# Finding time from average speed

1. Dec 10, 2015

### a lone fishy

1. The problem statement, all variables and given/known data

A golfer rides in a golf cart at an average speed of 3.1 m/s for 28s. She then gets out of the cart and starts walking at an average speed of 1.3 m/s. For how long must she walk if her average speed for the entire trip, riding and walking, is 1.8 m/s ?

2. Relevant equations

Vave = distance/time

3. The attempt at a solution

This question seems simple considering there's only formula at play. I tried splitting up into 2 parts. The first part, the person walks at an average speed of 3.1 m/s for 28s. Distance can be calculated as 86.8 m

After this I got lost. I know there's a second part where she walks at an average speed of 1.3 m/s. However nothing else is known. And we know her entire average speed is 1.8 m/s

Any ideas?

2. Dec 10, 2015

### Samy_A

Let $t$ be the time she walks.
You can compute the total time of the trip and the total distance of the trip in function of $t$.
As you also know the average speed for the entire trip, this will give you an equation in $t$.

3. Dec 10, 2015

### a lone fishy

I didn't quite understand your second line.
Right now I have 1.8=86.8 + d / 28 + t where 1.8 is the average speed of the whole trip, d is the unknown distance from the second interval, and t is the unknown time from the second interval.

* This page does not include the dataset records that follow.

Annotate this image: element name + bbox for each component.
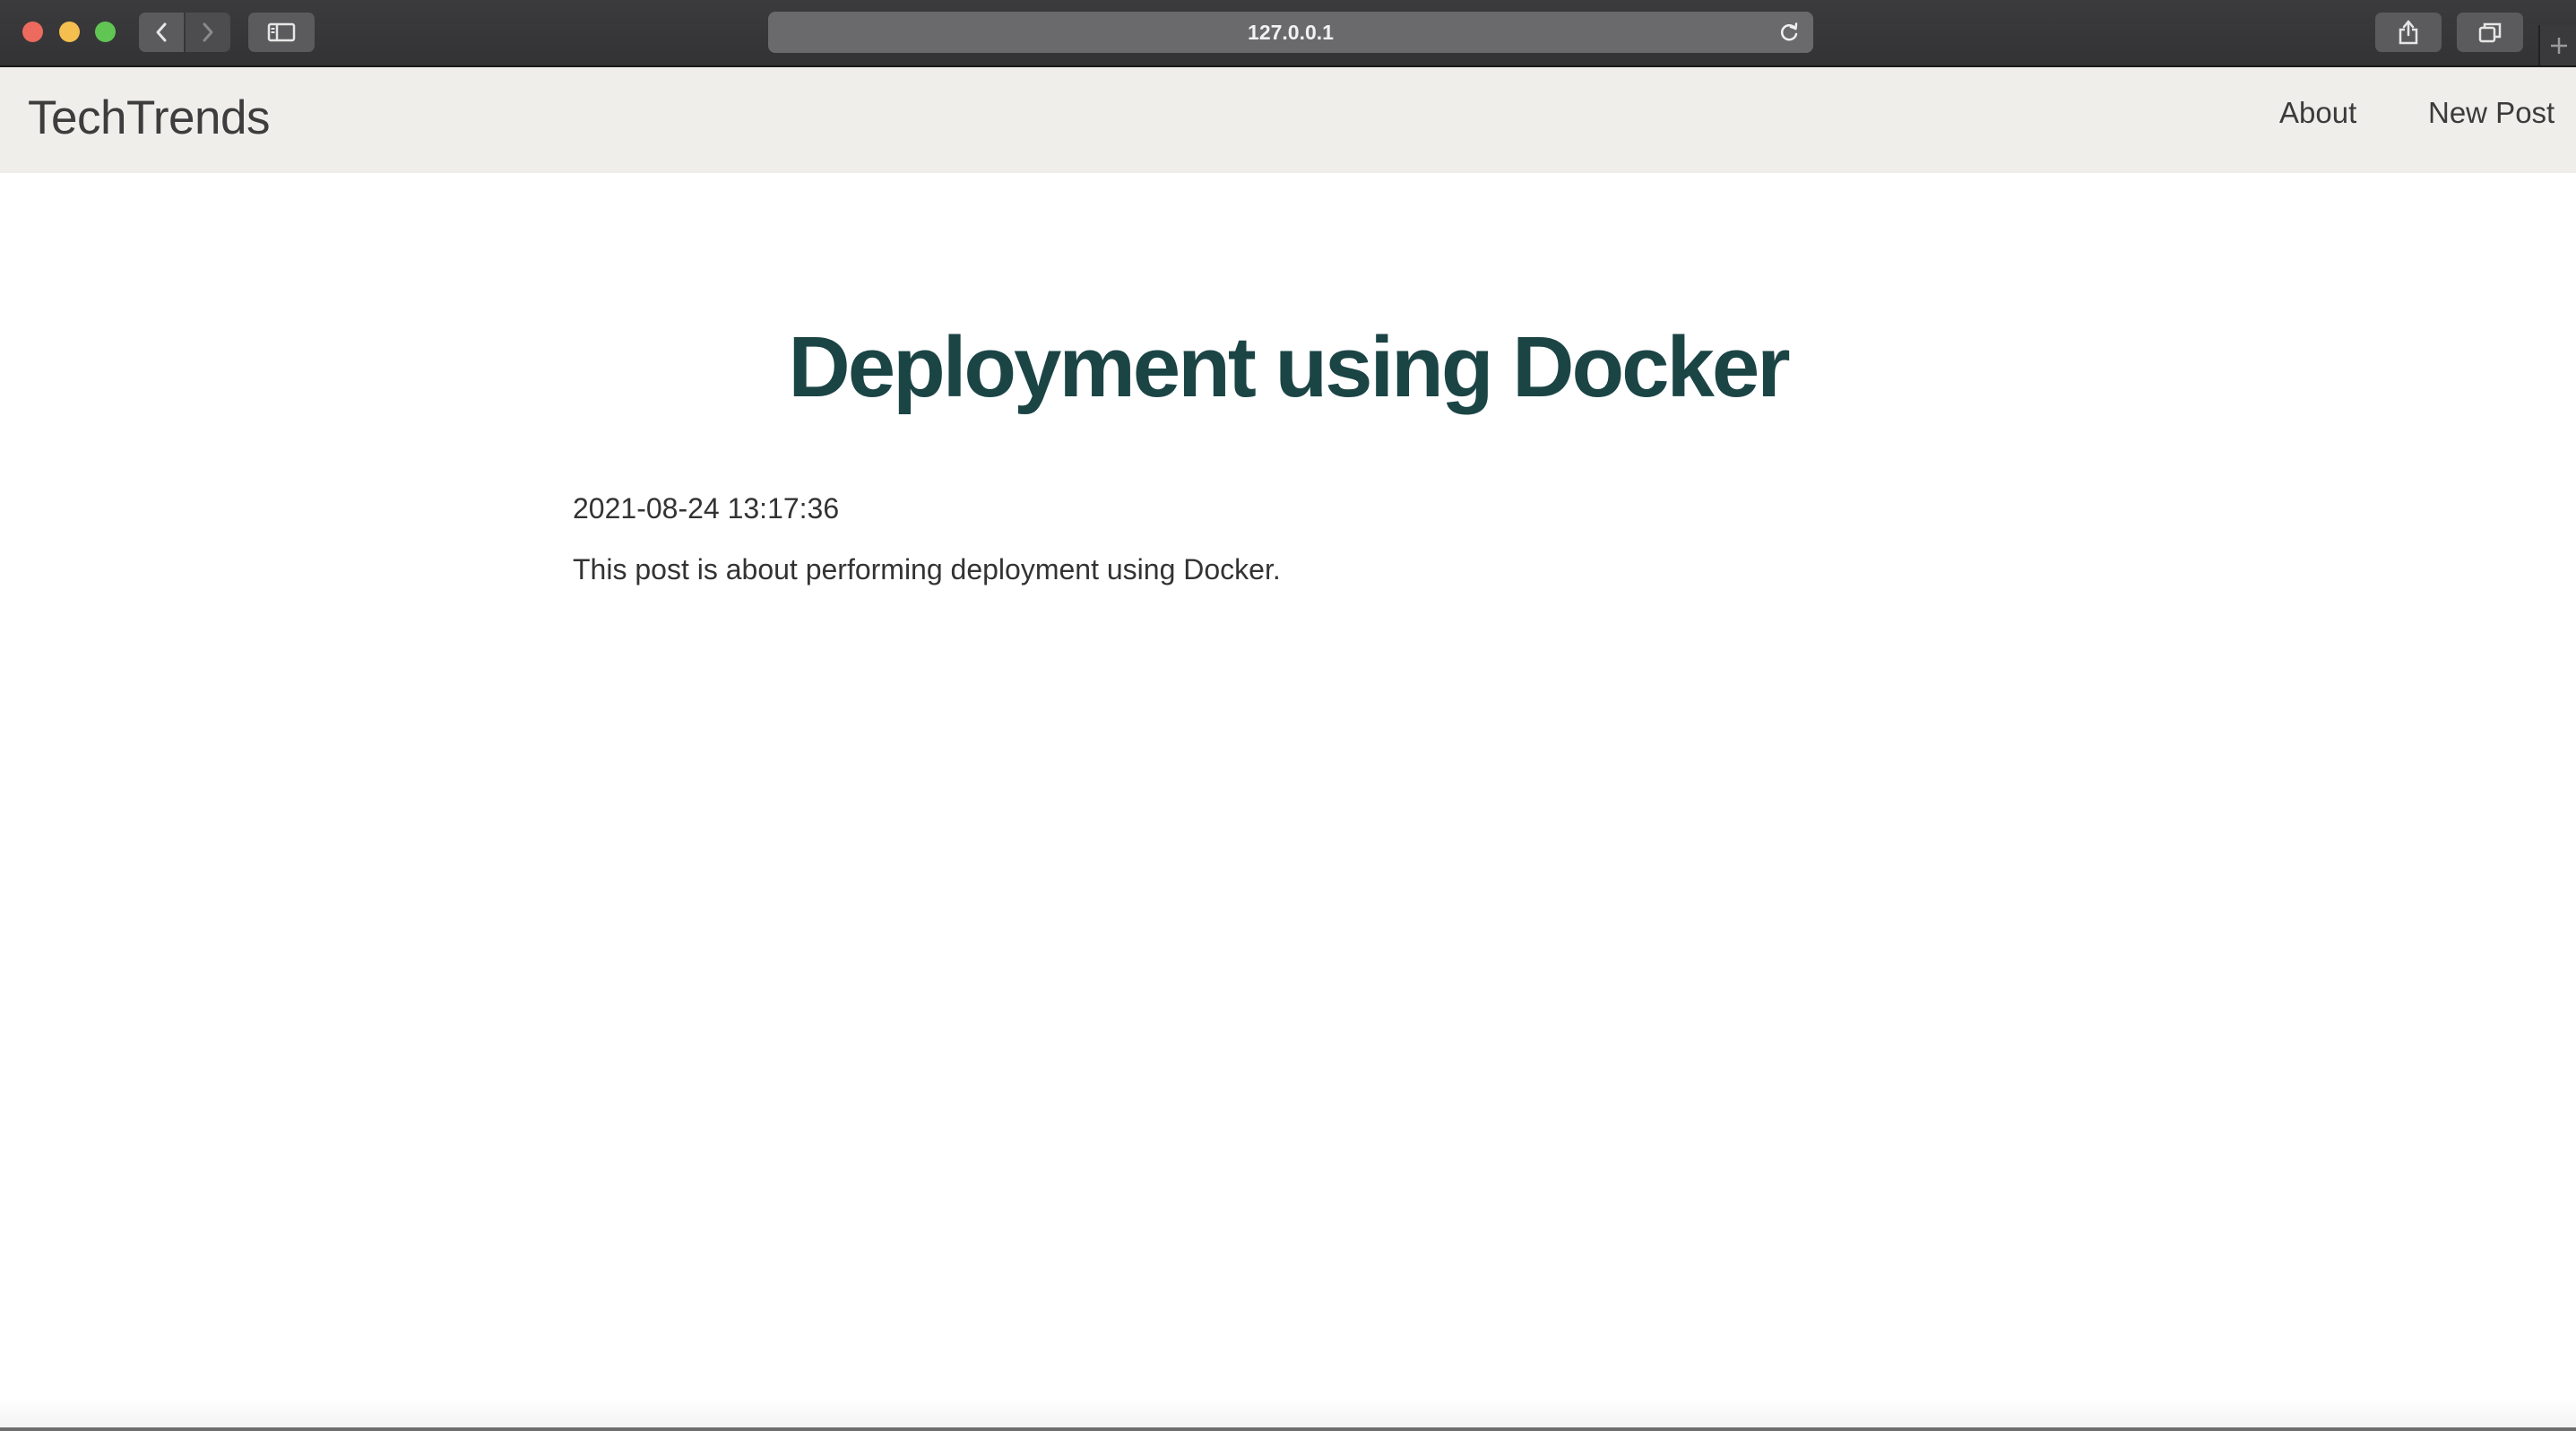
minimize-window-button[interactable] — [59, 22, 80, 42]
post-title: Deployment using Docker — [788, 319, 1790, 415]
new-tab-button[interactable] — [2538, 25, 2576, 65]
brand-link[interactable]: TechTrends — [28, 91, 270, 145]
tab-overview-button[interactable] — [2457, 13, 2523, 52]
tabs-overview-icon — [2478, 22, 2502, 43]
address-bar[interactable]: 127.0.0.1 — [768, 12, 1813, 53]
browser-toolbar: 127.0.0.1 — [0, 0, 2576, 67]
plus-icon — [2551, 38, 2567, 54]
share-button[interactable] — [2375, 13, 2442, 52]
window-bottom-edge — [0, 1427, 2576, 1431]
chevron-right-icon — [203, 22, 213, 42]
maximize-window-button[interactable] — [95, 22, 116, 42]
back-button[interactable] — [139, 13, 184, 52]
sidebar-toggle-button[interactable] — [248, 13, 315, 52]
browser-window: 127.0.0.1 TechTrends About New Post Depl… — [0, 0, 2576, 1431]
forward-button[interactable] — [186, 13, 230, 52]
site-navbar: TechTrends About New Post — [0, 67, 2576, 173]
nav-link-about[interactable]: About — [2279, 96, 2356, 130]
chevron-left-icon — [156, 22, 167, 42]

Im not sure if im on the right track nor where to proceed from here

EDIT
where does the 1.3 m/s speed in the second interval come into play?

4. Dec 10, 2015

### Samy_A

I assume you meant $1.8=(86.8 + d) /( 28 + t)$.

You know that she walked at 1.3 m/s, so that should allow you to express $d$ in terms of $t$.

5. Dec 10, 2015

### jbriggs444

Minor correction: she walks at 1.3 m/s

6. Dec 10, 2015

### Samy_A

Thanks, I corrected the typo.

7. Dec 10, 2015

### Samy_A

That's the correct question. You haven't used the 1.3 m/s speed so far.
What relation is there between 1.3 m/s, d and t?

8. Dec 10, 2015

### a lone fishy

Ah I think i got it now.

Right now we have the following: 1.8=(86.8+d)/(28+t).

If we find that d then we can have an equation solvable for t.

In interval two we have 1.3 = distance / t
and this equals to: distance = 1.3t

Then we can plug in that value as the d and solve for t :D